El contexto más amplio de la intervención eclesiástica

La intervención del Episcopado ocurre en un momento específico del calendario político nacional. El presidente ha expresado su intención de recibir una visita del pontífice, un evento que constituiría hito significativo. Al mismo tiempo, el proyecto que genera críticas eclesiásticas avanza en el Senado con apoyo de la administración. Esta sincronía temporal sugiere que la Iglesia ha decidido expresar su posición de manera frontal, incluso sabiendo que genera fricción con el oficialismo. Históricamente, la Iglesia Católica en Argentina ha asumido posturas críticas respecto de políticas que consideraba lesivas para sectores populares, aunque alternando períodos de mayor o menor visibilidad pública.

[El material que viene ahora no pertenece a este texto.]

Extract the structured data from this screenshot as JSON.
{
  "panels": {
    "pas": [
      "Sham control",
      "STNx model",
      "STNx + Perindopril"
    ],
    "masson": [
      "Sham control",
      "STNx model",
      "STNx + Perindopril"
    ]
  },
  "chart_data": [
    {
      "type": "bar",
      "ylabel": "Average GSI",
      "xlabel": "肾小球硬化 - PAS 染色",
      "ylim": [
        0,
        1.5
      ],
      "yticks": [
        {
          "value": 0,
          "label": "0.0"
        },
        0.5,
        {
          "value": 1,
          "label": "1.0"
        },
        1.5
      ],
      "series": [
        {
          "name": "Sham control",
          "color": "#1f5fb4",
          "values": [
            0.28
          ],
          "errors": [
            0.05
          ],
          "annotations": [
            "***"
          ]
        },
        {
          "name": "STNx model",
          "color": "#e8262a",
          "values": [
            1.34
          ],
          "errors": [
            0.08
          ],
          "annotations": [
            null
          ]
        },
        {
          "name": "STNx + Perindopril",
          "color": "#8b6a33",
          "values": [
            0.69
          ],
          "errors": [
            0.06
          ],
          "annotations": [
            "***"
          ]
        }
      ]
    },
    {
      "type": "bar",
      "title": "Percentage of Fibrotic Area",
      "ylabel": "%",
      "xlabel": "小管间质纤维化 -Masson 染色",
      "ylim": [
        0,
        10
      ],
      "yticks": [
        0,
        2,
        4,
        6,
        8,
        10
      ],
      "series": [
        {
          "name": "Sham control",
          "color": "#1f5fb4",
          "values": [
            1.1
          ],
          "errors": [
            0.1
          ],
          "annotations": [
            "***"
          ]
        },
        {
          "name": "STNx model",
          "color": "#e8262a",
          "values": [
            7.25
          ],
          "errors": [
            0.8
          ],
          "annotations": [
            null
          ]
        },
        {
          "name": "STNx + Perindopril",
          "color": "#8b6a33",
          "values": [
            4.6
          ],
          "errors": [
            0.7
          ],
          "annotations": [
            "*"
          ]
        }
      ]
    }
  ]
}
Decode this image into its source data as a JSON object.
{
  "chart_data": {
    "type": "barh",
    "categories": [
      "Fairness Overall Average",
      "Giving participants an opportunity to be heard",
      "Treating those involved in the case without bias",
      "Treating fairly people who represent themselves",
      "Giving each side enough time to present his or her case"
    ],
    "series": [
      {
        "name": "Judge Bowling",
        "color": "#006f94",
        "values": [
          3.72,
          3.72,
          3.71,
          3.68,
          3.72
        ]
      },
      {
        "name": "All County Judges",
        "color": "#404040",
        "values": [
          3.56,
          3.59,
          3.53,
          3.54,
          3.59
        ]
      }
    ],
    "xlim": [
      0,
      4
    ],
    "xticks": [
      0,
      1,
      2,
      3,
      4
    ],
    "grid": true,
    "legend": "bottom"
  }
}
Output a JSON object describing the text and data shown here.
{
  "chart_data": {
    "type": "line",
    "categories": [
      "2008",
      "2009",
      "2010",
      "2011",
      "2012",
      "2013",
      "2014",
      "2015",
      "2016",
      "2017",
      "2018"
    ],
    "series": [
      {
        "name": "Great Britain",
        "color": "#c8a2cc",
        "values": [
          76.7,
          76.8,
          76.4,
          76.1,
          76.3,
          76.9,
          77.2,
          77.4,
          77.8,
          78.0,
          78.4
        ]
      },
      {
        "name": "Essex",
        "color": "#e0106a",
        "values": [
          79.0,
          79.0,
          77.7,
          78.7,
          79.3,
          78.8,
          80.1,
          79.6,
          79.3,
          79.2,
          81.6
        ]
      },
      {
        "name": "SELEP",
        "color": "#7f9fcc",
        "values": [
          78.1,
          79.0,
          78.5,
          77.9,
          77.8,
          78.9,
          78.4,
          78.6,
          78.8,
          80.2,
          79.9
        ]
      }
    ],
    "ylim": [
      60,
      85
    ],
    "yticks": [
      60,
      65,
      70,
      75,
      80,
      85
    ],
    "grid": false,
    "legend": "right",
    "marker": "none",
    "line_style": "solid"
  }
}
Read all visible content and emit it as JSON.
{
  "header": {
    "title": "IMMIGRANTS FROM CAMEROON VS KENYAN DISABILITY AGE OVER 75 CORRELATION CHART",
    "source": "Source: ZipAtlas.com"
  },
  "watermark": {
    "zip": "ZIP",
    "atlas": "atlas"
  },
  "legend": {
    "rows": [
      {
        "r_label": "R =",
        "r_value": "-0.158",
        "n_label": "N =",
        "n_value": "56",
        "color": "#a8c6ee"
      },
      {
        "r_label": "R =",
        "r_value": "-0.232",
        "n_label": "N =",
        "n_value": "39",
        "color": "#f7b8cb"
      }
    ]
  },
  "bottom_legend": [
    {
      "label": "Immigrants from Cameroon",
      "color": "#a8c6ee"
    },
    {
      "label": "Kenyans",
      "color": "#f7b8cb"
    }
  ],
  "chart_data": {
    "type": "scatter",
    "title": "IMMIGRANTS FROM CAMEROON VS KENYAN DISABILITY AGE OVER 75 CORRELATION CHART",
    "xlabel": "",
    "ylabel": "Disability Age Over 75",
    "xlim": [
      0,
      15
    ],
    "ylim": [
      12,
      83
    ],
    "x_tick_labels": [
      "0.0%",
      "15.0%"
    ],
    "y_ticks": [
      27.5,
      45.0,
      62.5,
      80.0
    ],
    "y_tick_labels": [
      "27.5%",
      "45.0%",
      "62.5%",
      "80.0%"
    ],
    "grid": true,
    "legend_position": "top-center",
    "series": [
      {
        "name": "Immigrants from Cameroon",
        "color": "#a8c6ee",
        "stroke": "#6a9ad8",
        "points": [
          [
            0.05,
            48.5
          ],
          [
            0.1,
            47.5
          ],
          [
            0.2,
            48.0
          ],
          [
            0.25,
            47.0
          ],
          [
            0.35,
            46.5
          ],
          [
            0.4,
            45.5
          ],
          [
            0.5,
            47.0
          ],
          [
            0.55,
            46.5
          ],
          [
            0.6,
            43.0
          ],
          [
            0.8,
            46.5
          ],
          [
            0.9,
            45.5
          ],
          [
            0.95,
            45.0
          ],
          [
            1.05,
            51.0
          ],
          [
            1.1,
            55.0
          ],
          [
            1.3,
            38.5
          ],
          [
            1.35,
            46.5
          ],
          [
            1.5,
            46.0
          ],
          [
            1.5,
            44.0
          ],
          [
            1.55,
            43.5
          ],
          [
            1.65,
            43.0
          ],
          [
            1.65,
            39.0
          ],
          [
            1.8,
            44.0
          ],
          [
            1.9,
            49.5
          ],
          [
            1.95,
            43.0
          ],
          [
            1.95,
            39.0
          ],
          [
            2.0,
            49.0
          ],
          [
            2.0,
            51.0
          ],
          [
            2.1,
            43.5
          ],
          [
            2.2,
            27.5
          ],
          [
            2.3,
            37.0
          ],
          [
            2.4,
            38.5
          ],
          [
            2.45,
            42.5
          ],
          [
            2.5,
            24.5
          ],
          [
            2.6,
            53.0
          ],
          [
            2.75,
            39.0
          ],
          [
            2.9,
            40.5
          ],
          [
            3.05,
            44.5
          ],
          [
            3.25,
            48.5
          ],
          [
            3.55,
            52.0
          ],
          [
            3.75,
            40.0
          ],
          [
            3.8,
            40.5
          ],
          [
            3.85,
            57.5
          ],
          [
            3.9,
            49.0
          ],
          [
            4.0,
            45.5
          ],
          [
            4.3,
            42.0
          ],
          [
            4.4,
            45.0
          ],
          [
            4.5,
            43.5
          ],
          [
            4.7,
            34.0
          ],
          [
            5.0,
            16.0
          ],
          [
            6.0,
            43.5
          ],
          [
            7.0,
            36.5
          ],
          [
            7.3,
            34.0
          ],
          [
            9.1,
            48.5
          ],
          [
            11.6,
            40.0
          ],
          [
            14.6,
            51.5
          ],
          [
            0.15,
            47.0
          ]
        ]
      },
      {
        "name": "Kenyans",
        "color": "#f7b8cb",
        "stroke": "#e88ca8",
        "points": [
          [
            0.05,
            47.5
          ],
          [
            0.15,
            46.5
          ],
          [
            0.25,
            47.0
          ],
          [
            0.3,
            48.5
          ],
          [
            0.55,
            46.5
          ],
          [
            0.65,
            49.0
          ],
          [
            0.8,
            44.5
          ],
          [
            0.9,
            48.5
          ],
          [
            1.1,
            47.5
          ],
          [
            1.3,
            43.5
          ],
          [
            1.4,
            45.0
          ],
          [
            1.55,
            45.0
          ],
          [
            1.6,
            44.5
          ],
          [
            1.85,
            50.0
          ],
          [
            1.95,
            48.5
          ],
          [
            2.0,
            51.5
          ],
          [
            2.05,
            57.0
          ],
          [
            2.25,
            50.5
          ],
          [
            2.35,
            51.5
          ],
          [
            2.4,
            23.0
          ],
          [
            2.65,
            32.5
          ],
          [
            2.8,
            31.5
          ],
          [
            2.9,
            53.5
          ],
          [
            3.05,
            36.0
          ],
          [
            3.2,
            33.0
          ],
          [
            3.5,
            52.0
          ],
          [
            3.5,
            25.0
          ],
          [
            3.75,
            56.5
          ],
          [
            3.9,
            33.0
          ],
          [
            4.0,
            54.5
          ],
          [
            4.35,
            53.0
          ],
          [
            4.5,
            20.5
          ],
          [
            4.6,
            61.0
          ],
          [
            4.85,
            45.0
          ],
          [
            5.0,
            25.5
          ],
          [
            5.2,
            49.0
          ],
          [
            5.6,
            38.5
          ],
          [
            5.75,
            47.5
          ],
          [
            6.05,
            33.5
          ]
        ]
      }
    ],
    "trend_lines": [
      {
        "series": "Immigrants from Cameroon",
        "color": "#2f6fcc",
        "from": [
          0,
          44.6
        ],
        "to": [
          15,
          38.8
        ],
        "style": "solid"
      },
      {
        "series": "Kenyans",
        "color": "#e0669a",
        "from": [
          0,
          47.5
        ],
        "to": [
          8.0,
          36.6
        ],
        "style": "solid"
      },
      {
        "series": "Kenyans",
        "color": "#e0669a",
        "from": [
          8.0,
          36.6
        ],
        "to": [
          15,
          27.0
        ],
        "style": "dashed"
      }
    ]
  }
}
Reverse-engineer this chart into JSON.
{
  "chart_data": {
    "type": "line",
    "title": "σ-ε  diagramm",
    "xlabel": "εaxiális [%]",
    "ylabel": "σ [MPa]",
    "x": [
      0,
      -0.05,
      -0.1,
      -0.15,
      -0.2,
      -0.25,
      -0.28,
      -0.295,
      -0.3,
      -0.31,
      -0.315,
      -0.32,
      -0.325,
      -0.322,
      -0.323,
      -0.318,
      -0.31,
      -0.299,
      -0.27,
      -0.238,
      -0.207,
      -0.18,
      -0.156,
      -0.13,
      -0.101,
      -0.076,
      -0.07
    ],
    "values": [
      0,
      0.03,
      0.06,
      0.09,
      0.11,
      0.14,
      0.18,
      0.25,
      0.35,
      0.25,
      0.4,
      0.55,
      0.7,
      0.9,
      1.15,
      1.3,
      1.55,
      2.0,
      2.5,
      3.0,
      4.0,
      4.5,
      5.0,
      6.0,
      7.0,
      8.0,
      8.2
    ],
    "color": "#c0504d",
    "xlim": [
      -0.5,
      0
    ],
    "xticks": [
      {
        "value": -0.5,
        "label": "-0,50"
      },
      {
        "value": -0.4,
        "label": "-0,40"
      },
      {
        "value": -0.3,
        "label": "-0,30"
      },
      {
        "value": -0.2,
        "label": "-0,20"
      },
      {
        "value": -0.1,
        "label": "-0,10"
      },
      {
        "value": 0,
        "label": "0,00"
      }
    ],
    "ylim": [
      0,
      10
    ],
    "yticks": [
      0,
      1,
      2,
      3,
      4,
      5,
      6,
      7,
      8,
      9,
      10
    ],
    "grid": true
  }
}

En este caso, la decisión de emitir un pronunciamiento conjunto entre múltiples organismos episcopales amplifica la voz institucional y dificulta descartarla como opinión aislada de algún sector progresista interno.

Conviene contextualizar que la discusión sobre acceso a tierras en Argentina tiene raíces profundas. Durante décadas, grupos extranjeros adquirieron porciones significativas de territorio nacional, especialmente en zonas de alto valor estratégico como Patagonia y regiones con reservas acuíferas. Las legislaciones que hoy existen para limitar estas compras fueron resultado de debates previos donde se identificó riesgo para la soberanía. El proyecto cuestionado por el Episcopado invertiría esa dirección al remover esas limitaciones históricamente establecidas. La Iglesia observa esto como regresión institucional, como un desandar de protecciones que fueron construidas a partir de aprendizajes. Al mismo tiempo, la posición eclesiástica refleja una visión particular sobre cómo debe ordenarse la vida económica: no mediante eliminación de regulaciones, sino mediante su calibración inteligente para que protejan a los débiles sin sofocación del dinamismo empresarial.

Las posibles consecuencias de este cruce de posiciones son múltiples y complejas. Por una parte, la intervención de la Iglesia puede influir en legisladores que consideran el posicionamiento católico como expresión de valores sociales relevantes, potencialmente complicando la aprobación del proyecto o forzando negociaciones que introduzcan salvaguardas. Por otra, puede ser descartada como intromisión institucional en decisiones que corresponden a la esfera política, especialmente si proviene de sectores que priorizan la desregulación como herramienta de crecimiento económico. Las tensiones entre seguridad jurídica para inversores y protección de bienes comunes; entre propiedad privada absoluta y regulación estatal; entre soberanía territorial y atracción de capital extranjero, permanecerán activas independientemente de cómo resuelva el Senado. Lo que ha cambiado es que la Iglesia Católica ha introducido explícitamente estas preguntas en el espacio público, recordando que existen perspectivas que cuestionan la inevitabilidad de la desregulación como única vía hacia adelante.